Cyclohexanol/cyclohexanone is produced as a mixture, resulting from the catalytic oxidation of cyclohexane. This report discusses the product that is not consumed captively and is available in the market, referred to as uncoupled cyclohexanol/cyclohexanone. In 2016, 55% of global uncoupled cyclohexanol/cyclohexanone was produced from cyclohexane, 31% from phenol, and 14% from cyclohexene as feedstock. Phenol is increasingly used as the feedstock because of its availability as a cheaper alternative for the production of uncoupled cyclohexanol/cyclohexanone.
The following pie chart shows world consumption of uncoupled cyclohexanol and cyclohexanone:
Asia, mainly China, accounted for 65% of the world capacity in 2016, driven by the region’s growing demand for nylon, which drives the demand for caprolactam and adipic acid. The cyclohexanol/cyclohexanone mixture used for adipic acid manufacture is referred to as KA oil (for ketone-alcohol). A caprolactam producer would much prefer to use cyclohexane or phenol directly and make its own captive cyclohexanol/cyclohexanone, as it is more economical.
China, Japan, and Taiwan are the largest uncoupled cyclohexanol/cyclohexanone production centers, with close to 80% of global production located there in 2016. By 2021, this share is expected to be close to 85%, reflecting the significant nylon demand. Western Europe had the second-largest capacity in 2016, with local production sufficient to cater to the declining domestic demand. By 2021, Western Europe’s production is forecast to decline and will represent only 10% of the global production, less than the 15% it accounted for in 2016.
China represents 53% of the world capacity; most of the top producers of uncoupled cyclohexanol/cyclohexanone are in Asia. In 2016, Shandong Haili and CPDC controlled 18% of the global capacity.
Major world consumption areas are Western Europe, China, Taiwan, and Japan. Use for caprolactam production accounts for the most significant part of cyclohexanol/cyclohexanone consumption; the remaining demand is mainly for adipic acid production and use in solvents. Demand for uncoupled cyclohexanol/cyclohexanol to produce caprolactam has been increasing, and during 2014–16, overall demand in caprolactam increased from 60% to 65% of total demand.
Overall, there is global overcapacity for uncoupled cyclohexanol/cyclohexanone, thus more availability in the market. Caprolactam producers have adequate availability of uncoupled cyclohexanol/cyclohexanone in the market, which limits the dependency on other precursors for caprolactam production. Because of the excess availability in the market, demand is forecast to grow moderately in the next five years. China will continue to shape the global market for uncoupled cyclohexanol/cyclohexanone.

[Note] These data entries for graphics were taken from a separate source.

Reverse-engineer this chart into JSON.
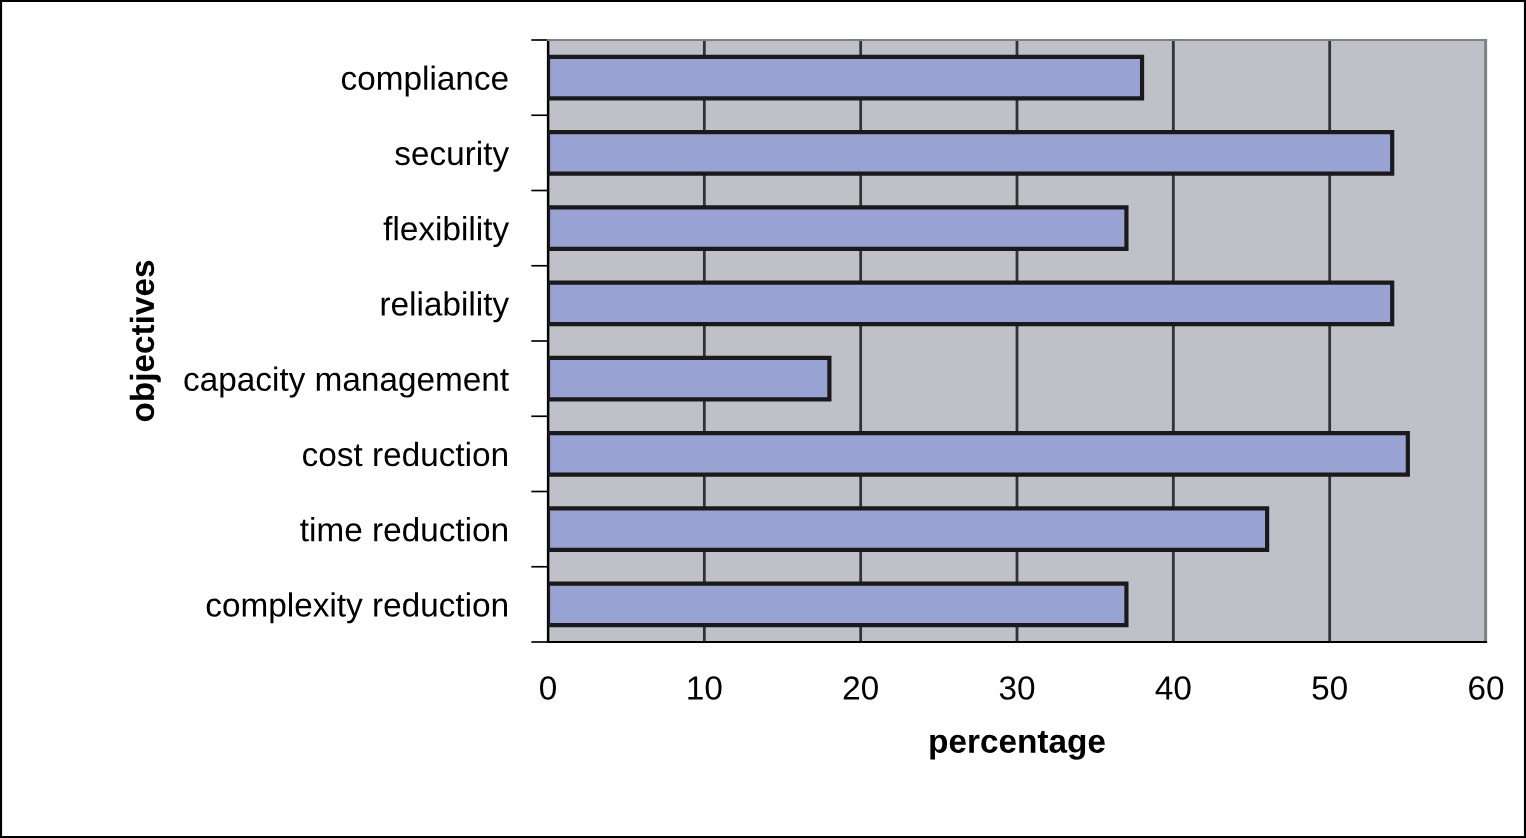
{
  "chart_data": {
    "type": "bar",
    "orientation": "horizontal",
    "xlabel": "percentage",
    "ylabel": "objectives",
    "categories": [
      "compliance",
      "security",
      "flexibility",
      "reliability",
      "capacity management",
      "cost reduction",
      "time reduction",
      "complexity reduction"
    ],
    "values": [
      38,
      54,
      37,
      54,
      18,
      55,
      46,
      37
    ],
    "color": "#99a3d3",
    "xlim": [
      0,
      60
    ],
    "xticks": [
      0,
      10,
      20,
      30,
      40,
      50,
      60
    ],
    "grid": "x"
  }
}
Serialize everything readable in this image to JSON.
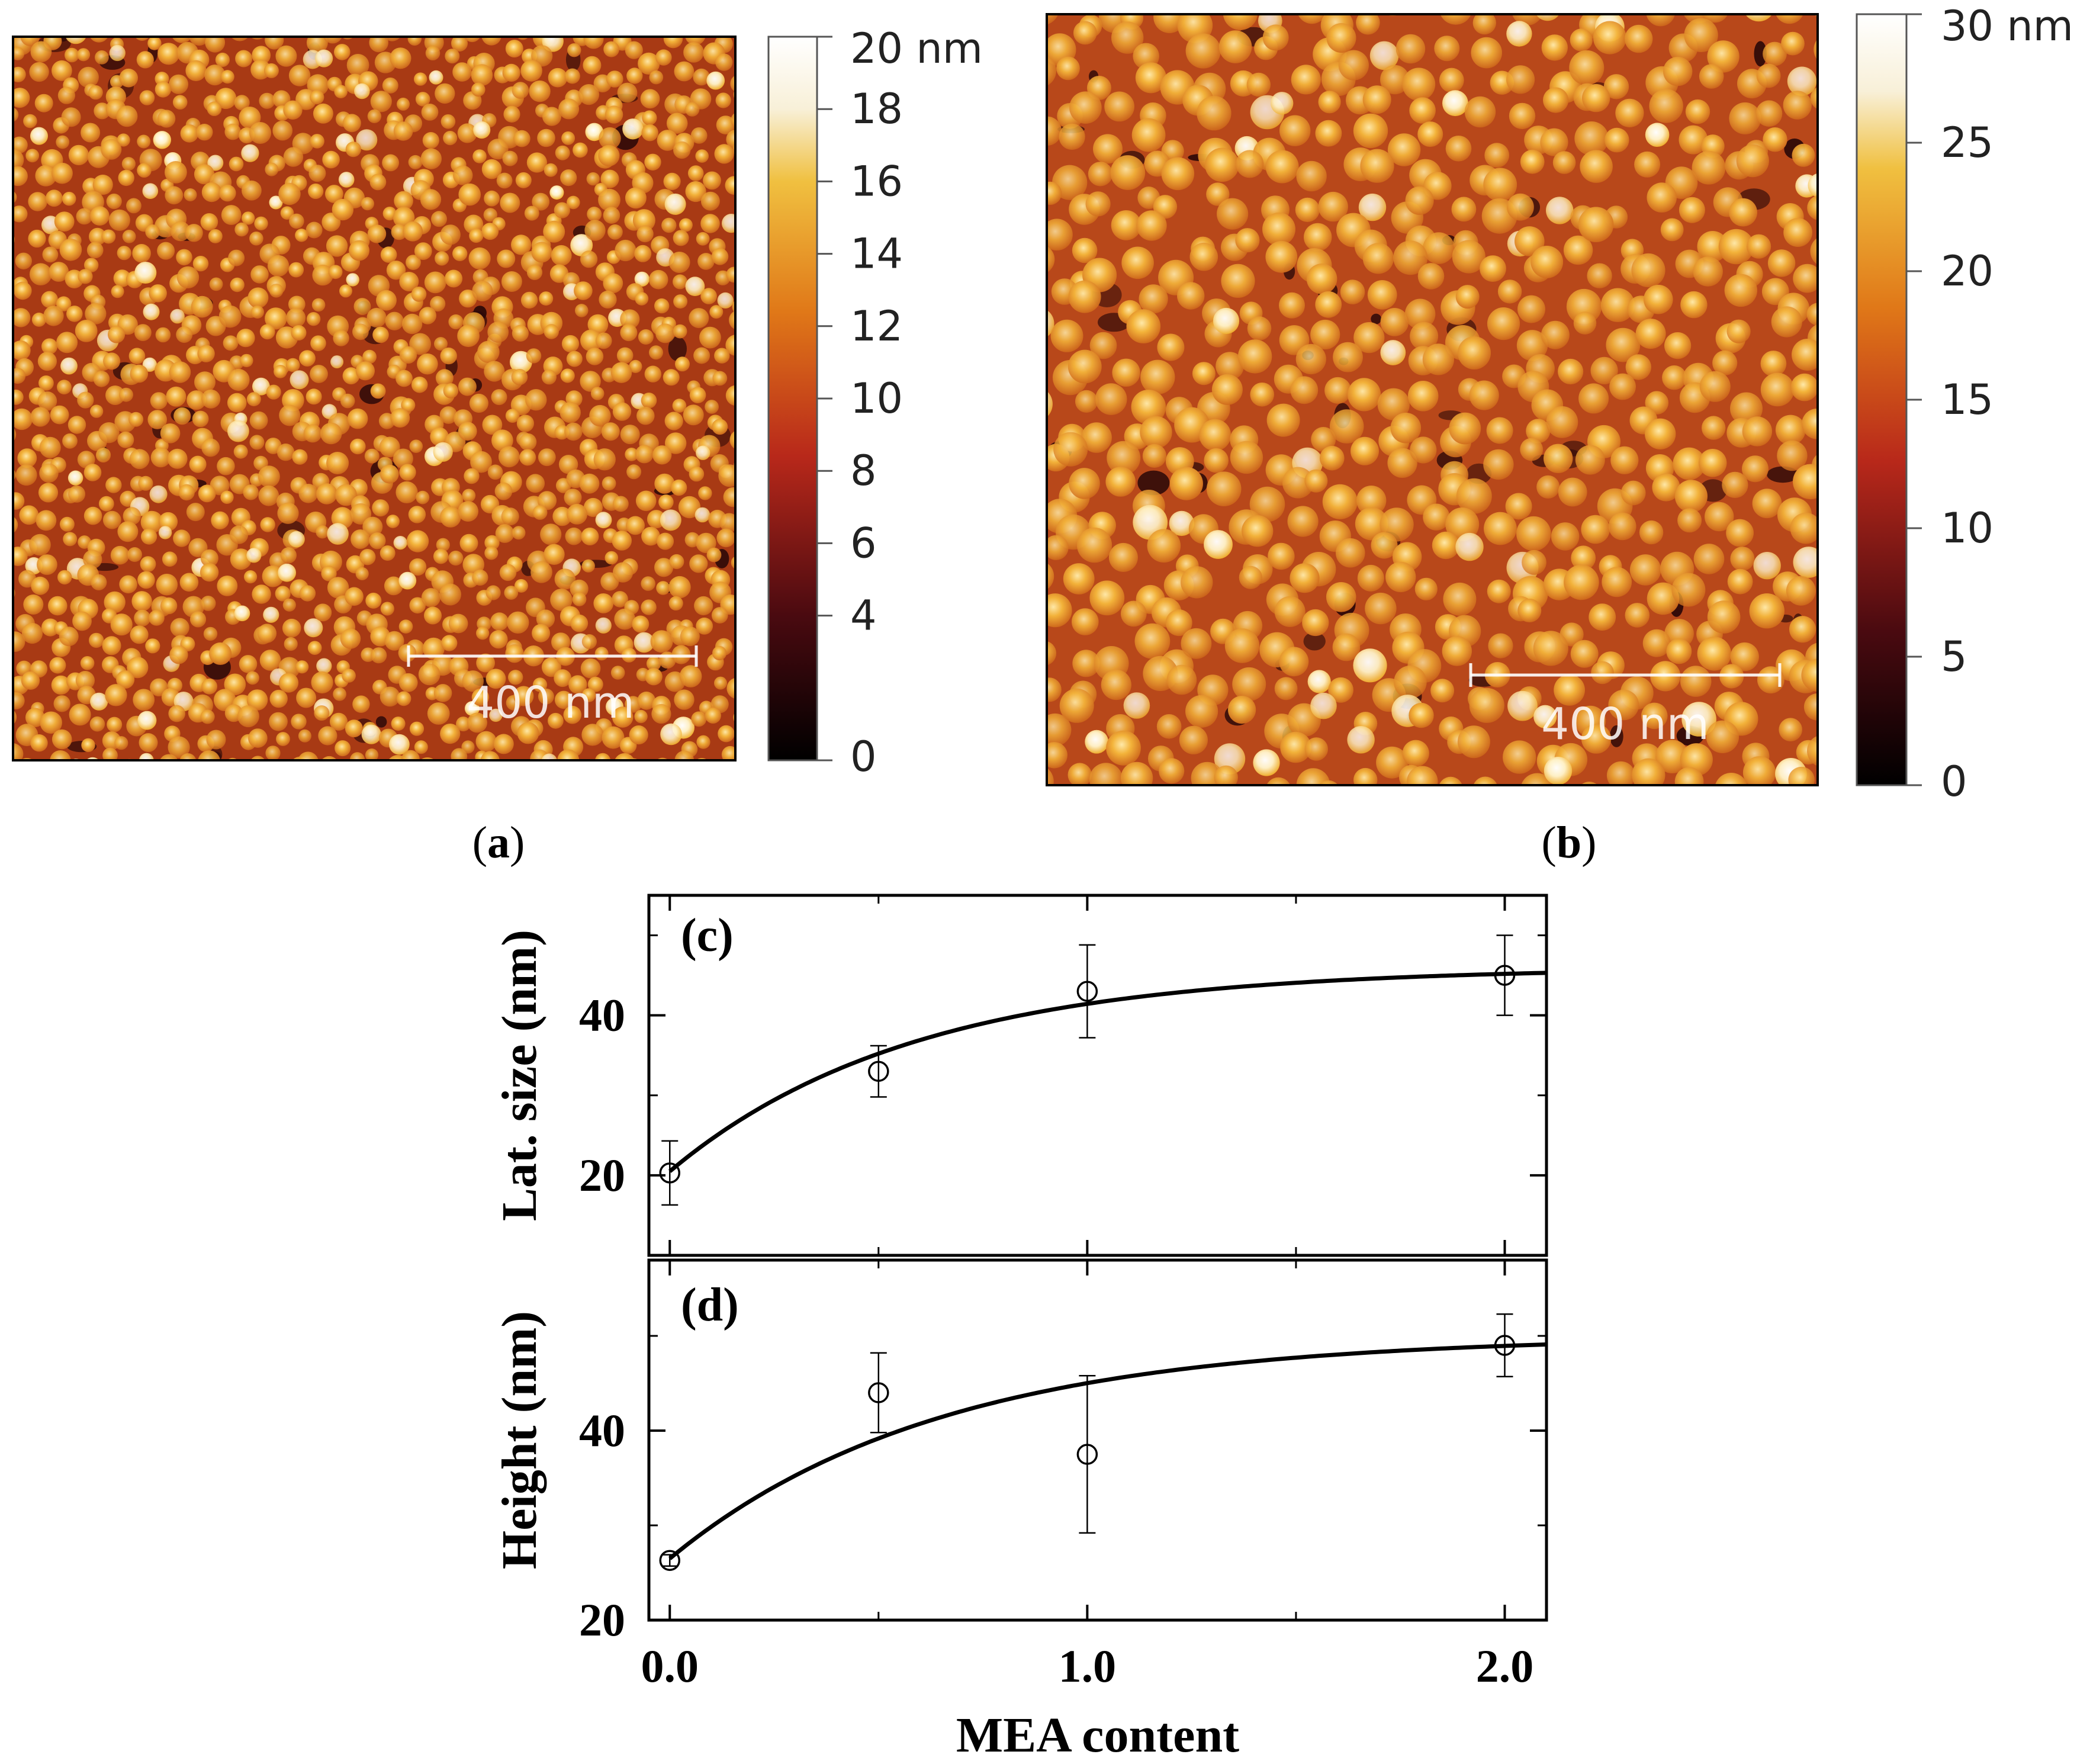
{
  "figure": {
    "panel_a_label": "a",
    "panel_b_label": "b",
    "open_paren": "(",
    "close_paren": ")"
  },
  "afm": [
    {
      "id": "a",
      "scale_bar_label": "400 nm",
      "colorbar_ticks": [
        "20 nm",
        "18",
        "16",
        "14",
        "12",
        "10",
        "8",
        "6",
        "4",
        "0"
      ],
      "colorbar_tick_values": [
        20,
        18,
        16,
        14,
        12,
        10,
        8,
        6,
        4,
        0
      ],
      "colorbar_max": 20,
      "grain_density": "fine"
    },
    {
      "id": "b",
      "scale_bar_label": "400 nm",
      "colorbar_ticks": [
        "30 nm",
        "25",
        "20",
        "15",
        "10",
        "5",
        "0"
      ],
      "colorbar_tick_values": [
        30,
        25,
        20,
        15,
        10,
        5,
        0
      ],
      "colorbar_max": 30,
      "grain_density": "coarse"
    }
  ],
  "colors": {
    "afm_dark": "#1a0505",
    "afm_mid": "#c8501a",
    "afm_bright": "#f0b030",
    "afm_white": "#ffffff",
    "line": "#000000"
  },
  "chart_data": [
    {
      "type": "scatter",
      "panel_label": "(c)",
      "ylabel": "Lat. size (nm)",
      "xlabel": "",
      "xlim": [
        -0.05,
        2.1
      ],
      "ylim": [
        10,
        55
      ],
      "x_ticks": [
        0.0,
        1.0,
        2.0
      ],
      "y_ticks": [
        20,
        40
      ],
      "y_tick_labels": [
        "20",
        "40"
      ],
      "x": [
        0.0,
        0.5,
        1.0,
        2.0
      ],
      "y": [
        20.3,
        33.0,
        43.0,
        45.0
      ],
      "yerr": [
        4.0,
        3.2,
        5.8,
        5.0
      ],
      "fit": {
        "model": "exponential_rise",
        "y0": 20.5,
        "ymax": 46.0,
        "k": 1.72
      }
    },
    {
      "type": "scatter",
      "panel_label": "(d)",
      "ylabel": "Height (nm)",
      "xlabel": "MEA content",
      "xlim": [
        -0.05,
        2.1
      ],
      "ylim": [
        20,
        58
      ],
      "x_ticks": [
        0.0,
        1.0,
        2.0
      ],
      "x_tick_labels": [
        "0.0",
        "1.0",
        "2.0"
      ],
      "y_ticks": [
        20,
        40
      ],
      "y_tick_labels": [
        "20",
        "40"
      ],
      "x": [
        0.0,
        0.5,
        1.0,
        2.0
      ],
      "y": [
        26.3,
        44.0,
        37.5,
        49.0
      ],
      "yerr": [
        0.6,
        4.2,
        8.3,
        3.3
      ],
      "fit": {
        "model": "exponential_rise",
        "y0": 26.5,
        "ymax": 50.0,
        "k": 1.55
      }
    }
  ]
}
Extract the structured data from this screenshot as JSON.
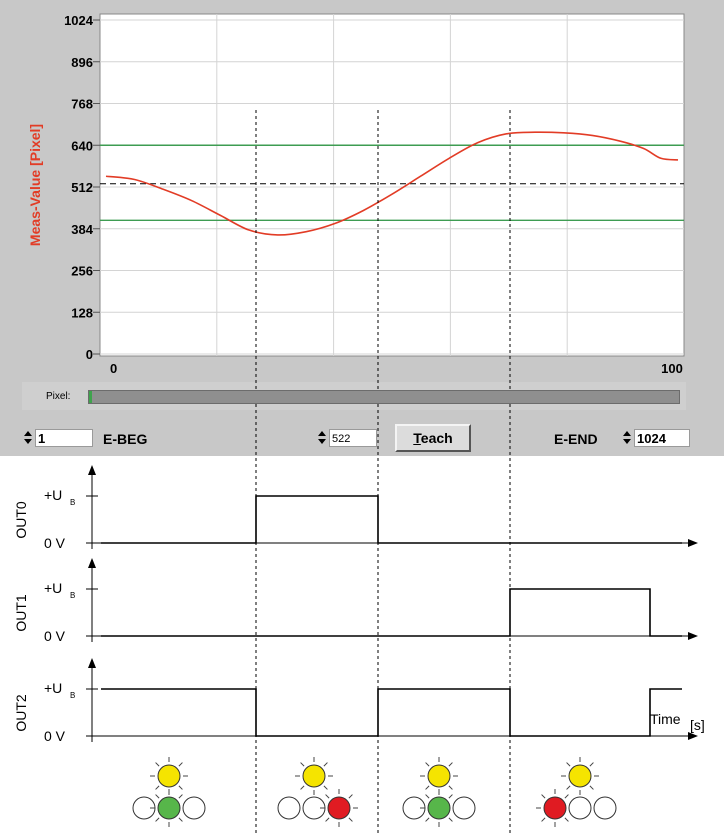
{
  "chart_data": {
    "type": "line",
    "ylabel": "Meas-Value [Pixel]",
    "y_ticks": [
      "1024",
      "896",
      "768",
      "640",
      "512",
      "384",
      "256",
      "128",
      "0"
    ],
    "x_ticks": [
      "0",
      "100"
    ],
    "xlim": [
      0,
      100
    ],
    "ylim": [
      0,
      1024
    ],
    "grid": true,
    "threshold_upper": 640,
    "threshold_lower": 410,
    "teach_level": 522,
    "series": [
      {
        "color": "#e23c26",
        "x": [
          0,
          5,
          10,
          15,
          20,
          25,
          30,
          35,
          40,
          45,
          50,
          55,
          60,
          65,
          70,
          75,
          80,
          85,
          90,
          94,
          97,
          100
        ],
        "values": [
          545,
          535,
          505,
          470,
          425,
          380,
          365,
          375,
          400,
          440,
          490,
          545,
          600,
          648,
          675,
          680,
          678,
          670,
          652,
          630,
          600,
          595
        ]
      }
    ]
  },
  "controls": {
    "pixel_label": "Pixel:",
    "pixel_fill_fraction": 0.005,
    "ebeg_value": "1",
    "ebeg_label": "E-BEG",
    "mid_value": "522",
    "teach_label_first": "T",
    "teach_label_rest": "each",
    "eend_label": "E-END",
    "eend_value": "1024"
  },
  "timing": {
    "plus_ub_label": "+U",
    "plus_ub_sub": "B",
    "zero_v_label": "0 V",
    "time_label": "Time",
    "time_unit": "[s]",
    "outputs": [
      {
        "name": "OUT0",
        "levels": [
          0,
          1,
          0,
          0,
          0
        ]
      },
      {
        "name": "OUT1",
        "levels": [
          0,
          0,
          0,
          1,
          0
        ]
      },
      {
        "name": "OUT2",
        "levels": [
          1,
          0,
          1,
          0,
          1
        ]
      }
    ],
    "leds": [
      {
        "top": "#f5e400",
        "left": "",
        "center": "#57b64a",
        "right": ""
      },
      {
        "top": "#f5e400",
        "left": "",
        "center": "",
        "right": "#e01b22"
      },
      {
        "top": "#f5e400",
        "left": "",
        "center": "#57b64a",
        "right": ""
      },
      {
        "top": "#f5e400",
        "left": "#e01b22",
        "center": "",
        "right": ""
      }
    ]
  },
  "colors": {
    "panel": "#c8c8c8",
    "curve": "#e23c26",
    "threshold": "#3e9c52",
    "grid": "#d4d4d4"
  }
}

Global uncoupled cyclohexanol/cyclohexanone consumption is expected to increase at an average annual rate of 2.0% during 2016–21. Demand in caprolactam is forecast to increase to 68% of the total demand by 2021. Demand for uncoupled cyclohexanol/cyclohexanone is influenced by the Asian/Chinese market primarily because of the caprolactam and adipic acid production in the region for manufacturing nylon 6 and nylon 66. China alone will represent 52% of the global demand for uncoupled cyclohexanol/cyclohexanone, up from the 45% it represented in 2016. The United States and Western Europe are the only other large players for the uncoupled product in the market, as much of the cyclohexanol/cyclohexanone these regions produce is consumed captively and is not available in the merchant market. The market in Western Europe is larger than that in the United States, although a strong decline in demand is anticipated in the wake of declining consumption for caprolactam and adipic acid.